On August 9 -- 146 days after Judge Garland was nominated to the Supreme Court in the face of a conservative media-driven smear campaign -- the USA Today editorial board once again called for Senate Republicans to do “the best thing for the court, the country and the Constitution,” and hold a hearing and a vote on Garland’s nomination. The board argued that the GOP is engaging in a “hypocritical posture” by denying a hearing before the presidential election while hinting at a potential change in course should Democratic nominee Hillary Clinton win the race in November.

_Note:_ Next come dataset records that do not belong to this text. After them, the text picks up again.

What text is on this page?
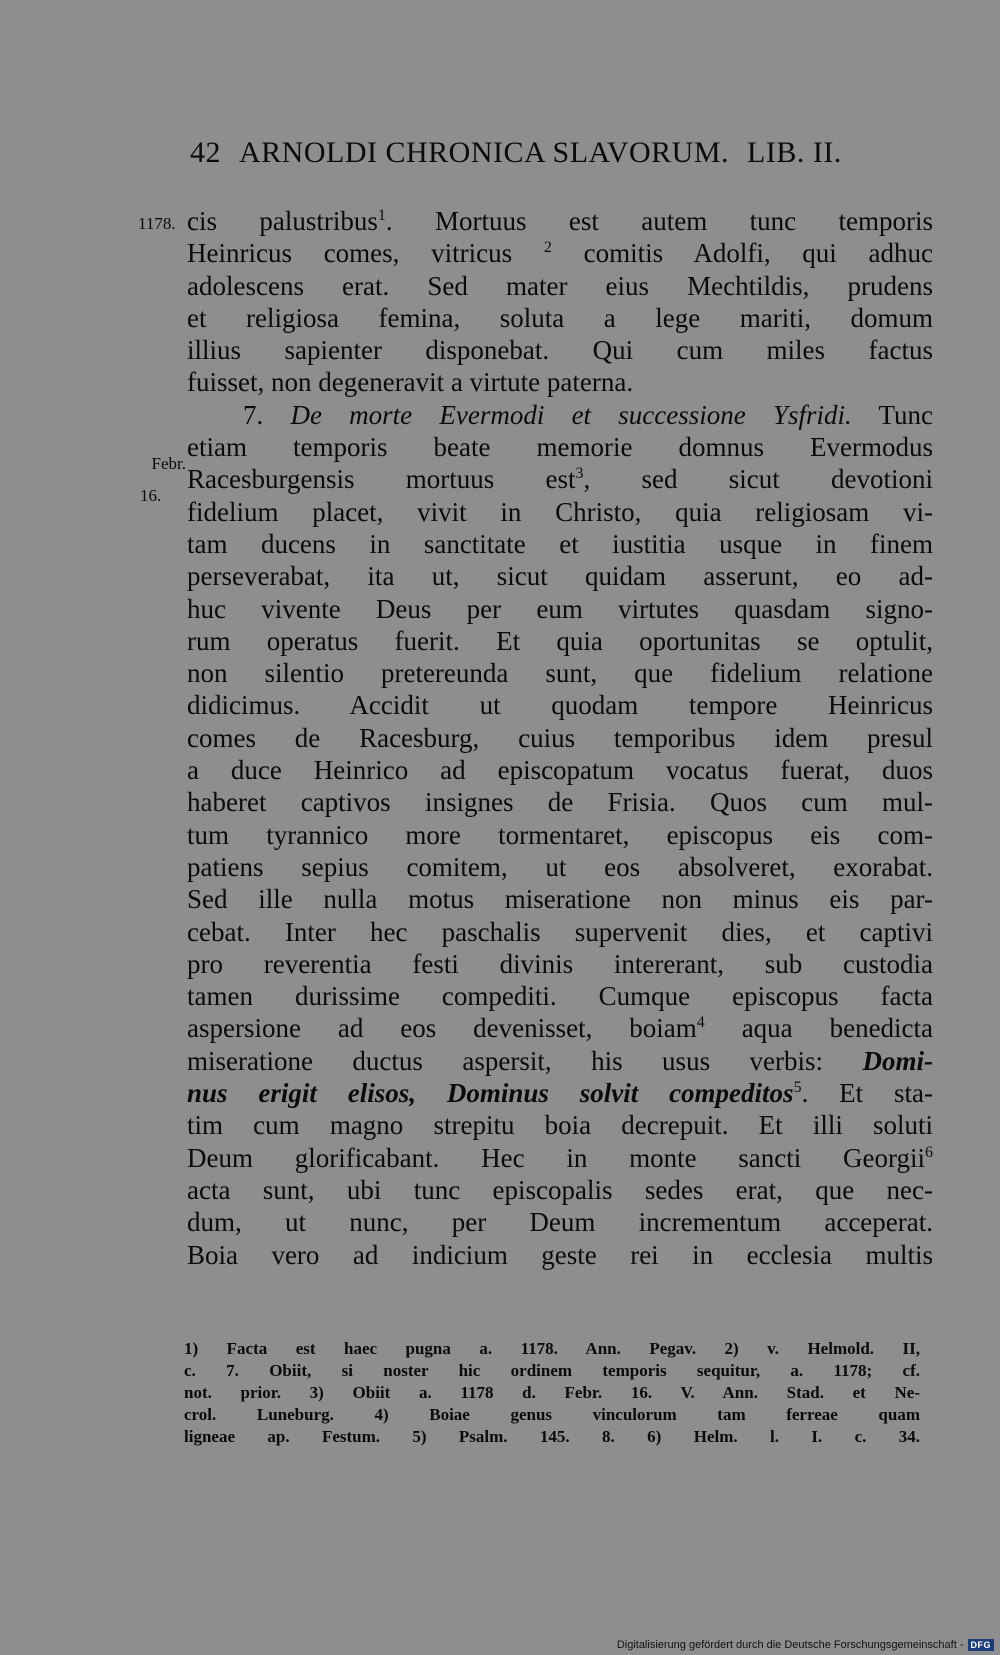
42 ARNOLDI CHRONICA SLAVORUM. LIB. II.
1178.
Febr.
16.
cis palustribus$^1$. Mortuus est autem tunc temporis
Heinricus comes, vitricus $^2$ comitis Adolfi, qui adhuc
adolescens erat. Sed mater eius Mechtildis, prudens
et religiosa femina, soluta a lege mariti, domum
illius sapienter disponebat. Qui cum miles factus
fuisset, non degeneravit a virtute paterna.
7. De morte Evermodi et successione Ysfridi. Tunc
etiam temporis beate memorie domnus Evermodus
Racesburgensis mortuus est$^3$, sed sicut devotioni
fidelium placet, vivit in Christo, quia religiosam vi-
tam ducens in sanctitate et iustitia usque in finem
perseverabat, ita ut, sicut quidam asserunt, eo ad-
huc vivente Deus per eum virtutes quasdam signo-
rum operatus fuerit. Et quia oportunitas se optulit,
non silentio pretereunda sunt, que fidelium relatione
didicimus. Accidit ut quodam tempore Heinricus
comes de Racesburg, cuius temporibus idem presul
a duce Heinrico ad episcopatum vocatus fuerat, duos
haberet captivos insignes de Frisia. Quos cum mul-
tum tyrannico more tormentaret, episcopus eis com-
patiens sepius comitem, ut eos absolveret, exorabat.
Sed ille nulla motus miseratione non minus eis par-
cebat. Inter hec paschalis supervenit dies, et captivi
pro reverentia festi divinis intererant, sub custodia
tamen durissime compediti. Cumque episcopus facta
aspersione ad eos devenisset, boiam$^4$ aqua benedicta
miseratione ductus aspersit, his usus verbis: Domi-
nus erigit elisos, Dominus solvit compeditos$^5$. Et sta-
tim cum magno strepitu boia decrepuit. Et illi soluti
Deum glorificabant. Hec in monte sancti Georgii$^6$
acta sunt, ubi tunc episcopalis sedes erat, que nec-
dum, ut nunc, per Deum incrementum acceperat.
Boia vero ad indicium geste rei in ecclesia multis
1) Facta est haec pugna a. 1178. Ann. Pegav. 2) v. Helmold. II,
c. 7. Obiit, si noster hic ordinem temporis sequitur, a. 1178; cf.
not. prior. 3) Obiit a. 1178 d. Febr. 16. V. Ann. Stad. et Ne-
crol. Luneburg. 4) Boiae genus vinculorum tam ferreae quam
ligneae ap. Festum. 5) Psalm. 145. 8. 6) Helm. l. I. c. 34.
Digitalisierung gefördert durch die Deutsche Forschungsgemeinschaft - DFG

USA Today’s latest editorial continues a months-long drumbeat of widespread support for a Senate vote on the Garland nomination -- including from other national and state editorial boards, from prominent legal experts across the ideological spectrum, and from voters. As USA Today noted, “the problem” is “not Garland,” as even well-known conservative legal minds “have said that the time to act was yesterday.”

From the August 9 editorial:

Congress failing to act isn't exactly breaking news. It's tied in knots on a range of issues, from the budget and trade to creating jobs and controlling guns. But flat-out ignoring a vacancy on the nation's highest court, which Senate Republicans have vowed to do while President Obama remains in office, is an abrogation of its constitutional duty.

[...]

So what's the problem? Not Garland. He has been lauded by every group that has reviewed his qualifications. Even prominent Republicans, such as former Supreme Court justice Sandra Day O'Connor and former U.S. attorney general Alberto Gonzales, have said that the time to act was yesterday.

Yet from day one, Senate Majority Leader Mitch McConnell made clear that Republicans simply could not let Obama replace Scalia. Despite GOP leaders' obvious unease with Donald Trump as their standard-bearer, they want to hand him the vacancy to fill.

[...]

Translation: The Scalia seat may await Trump, but not Hillary Clinton. If she wins — or even if it looks like she will — all bets are off, because Clinton could ditch Garland for someone far younger or further left, and the GOP gambit will have backfired.

That's a hypocritical posture for Republicans to take. Either this is Obama's seat to fill or it isn't. When the Senate returns in September, it should put politics aside and give Judge Garland a hearing and a vote. It's the best thing for the court, the country and the Constitution.